Exploring T cell mediated immunotherapy against therapy resistant leukemic stem cells

Abstract

The cancer stem cell (CSC) model suggests that cancers depend on continuous replenishment from rare and distinct CSCs, but their existence has been challenging to prove for many malignancies. The CSCs in myeloid leukemias, known as leukemic stem cells (LSCs) have been well characterised and shown to selectively escape treatment, thus representing the cellular source of relapse. Relapse following initial periods of clinical remission represents the most significant threat to leukemic patients as the available treatment options at this stage are sparse due to the development of resistance. There is therefore a need for strategies facilitating earlier detection of an impending relapse to initiate preemptive treatments early, as well as for new targeted therapies to eliminate LSCs.

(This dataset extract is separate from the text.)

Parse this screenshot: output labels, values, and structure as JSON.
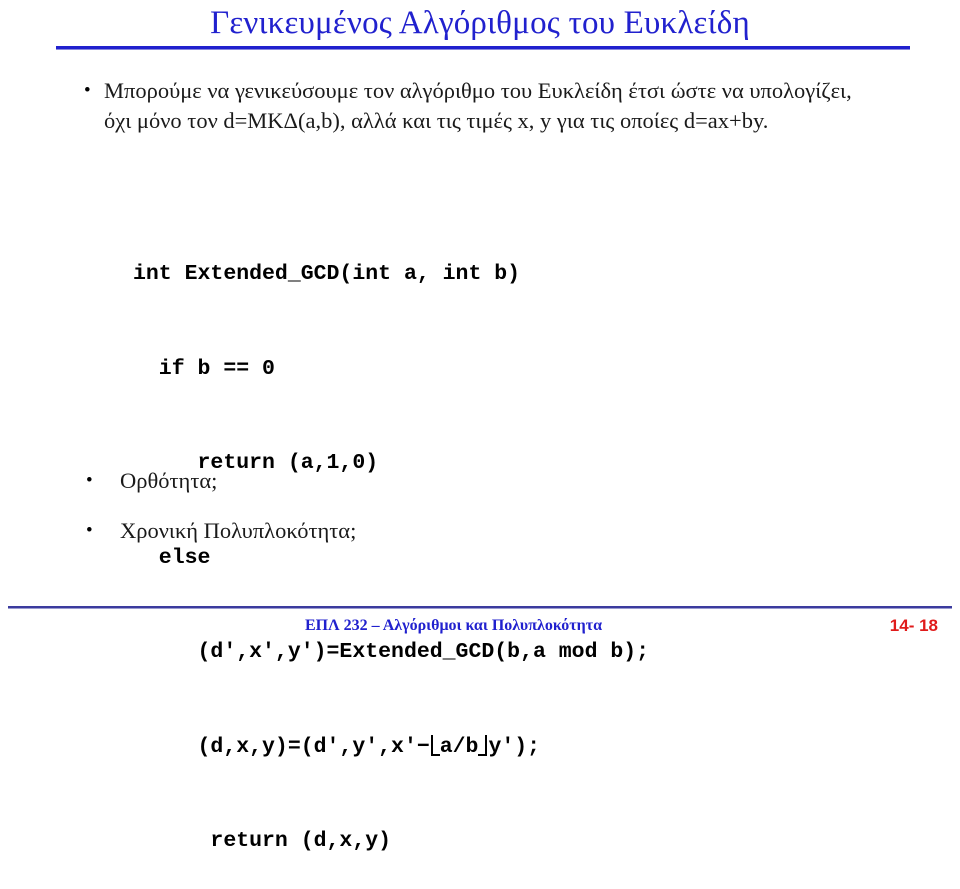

The cellular identity of LSCs was recently assigned to the hematopoietic stem cell (HSC) compartment in patients with low to intermediate risk myelodysplastic syndromes (MDS), for which the only curative treatment option is allogeneic stem cell transplantation (allo-HSCT). Detailed characterisation of LSCs in terms of phenotype, function, and treatment resistance is thus now possible, with the aim to ultimately identify novel targets allowing for targeted elimination of LSCs. In study I, we performed LSC-directed screening for measurable residual disease (MRD) in patients with MDS after allo-HSCT. By flow cytometric purification of the hematopoietic stem and progenitor cells, the MRD-sensitivity was enhanced 97- fold compared to conventional screening methods on unfractionated bone marrow cells. Consequently, in our patient cohort, targeted screening of the leukemia initiating cells led to the detection of impending relapses on average ten months before clinical diagnosis. In the clinic, this would allow for prescribing preventative treatments earlier while disease burden remains low which could improve outcome.

A potentially effective cancer treatment option is adoptive T cell therapy, using T cells that carry cancer-specific T cell receptors (TCR). TCR T cells can, unlike chimeric antigen receptor (CAR) T cells, recognise intracellular antigens but despite the theoretical large range of targetable antigens, very few are immunogenic. Consequently, no TCR T cell therapy is yet clinically approved for treatment against hematological malignancies, highlighting the need for new potential targets. In study II we showed that terminal deoxynucleotidyl transferase (TdT), which is normally transiently expressed during early B and T cell development and overexpressed in >80% of patients with B and T acute lymphoblastic leukemia (ALL), is a promising target for TCR based immunotherapy in context of HLA-A*02:01 (HLA-A2). T cells targeting TdT, identified through the blood of healthy donors, showed very efficient elimination of TdT+ leukemic cells, while sparing healthy hematopoietic stem and progenitor cells and mature lymphocytes in clinically relevant mouse models. Thus, TdT TCR T cells are a novel and promising immunotherapy option for patients with B- and T-ALL.

Myeloid leukemias are, to a greater extent than the lymphoid leukemias, characterised by somatic recurrent mutations which generate cancer-specific neoantigens representing a group of unique attractive therapeutic targets. In study III, an HLA-A2 restricted TCR with high specificity against a recurrent neoantigen generated from the FLT3-D835Y mutation in acute myeloid leukemia (AML) was identified and shown to exhibit great anti-leukemic effect restricted to the FLT3-D835Y mutated cells while non-mutated cells were spared. Interestingly, the FLT3-D835Y TCR T cells also had the potential to eliminate the LSCs in vitro as shown by loss of leukemia initiating formation in mice following co-cultures.

The results from study II and III revealed the therapeutic potential of TCR T cells, therefore, in study IV we proposed TCR T cells as a targeted therapy against LSCs. Identification of antigens that mediate specific elimination of all LSCs across many patients has been challenging due to large inter- and intra-patient heterogeneity. Myeloproliferative leukemia protein (MPL) has an important role in lifelong maintenance of HSCs and is therefore expressed on all HSCs and consequently also all LSCs in patients with low to intermediate risk MDS. We suggest TCR T cells targeting MPL presented on HLA-A2 as an immunotherapeutic approach with clinical relevancy to treat an impending relapse following an haploidentical allo- HSCT. MPL TCR T cells would potentially also represent a novel research tool to study the dependency of HSCs and LSCs in normal and malignant hematopoiesis.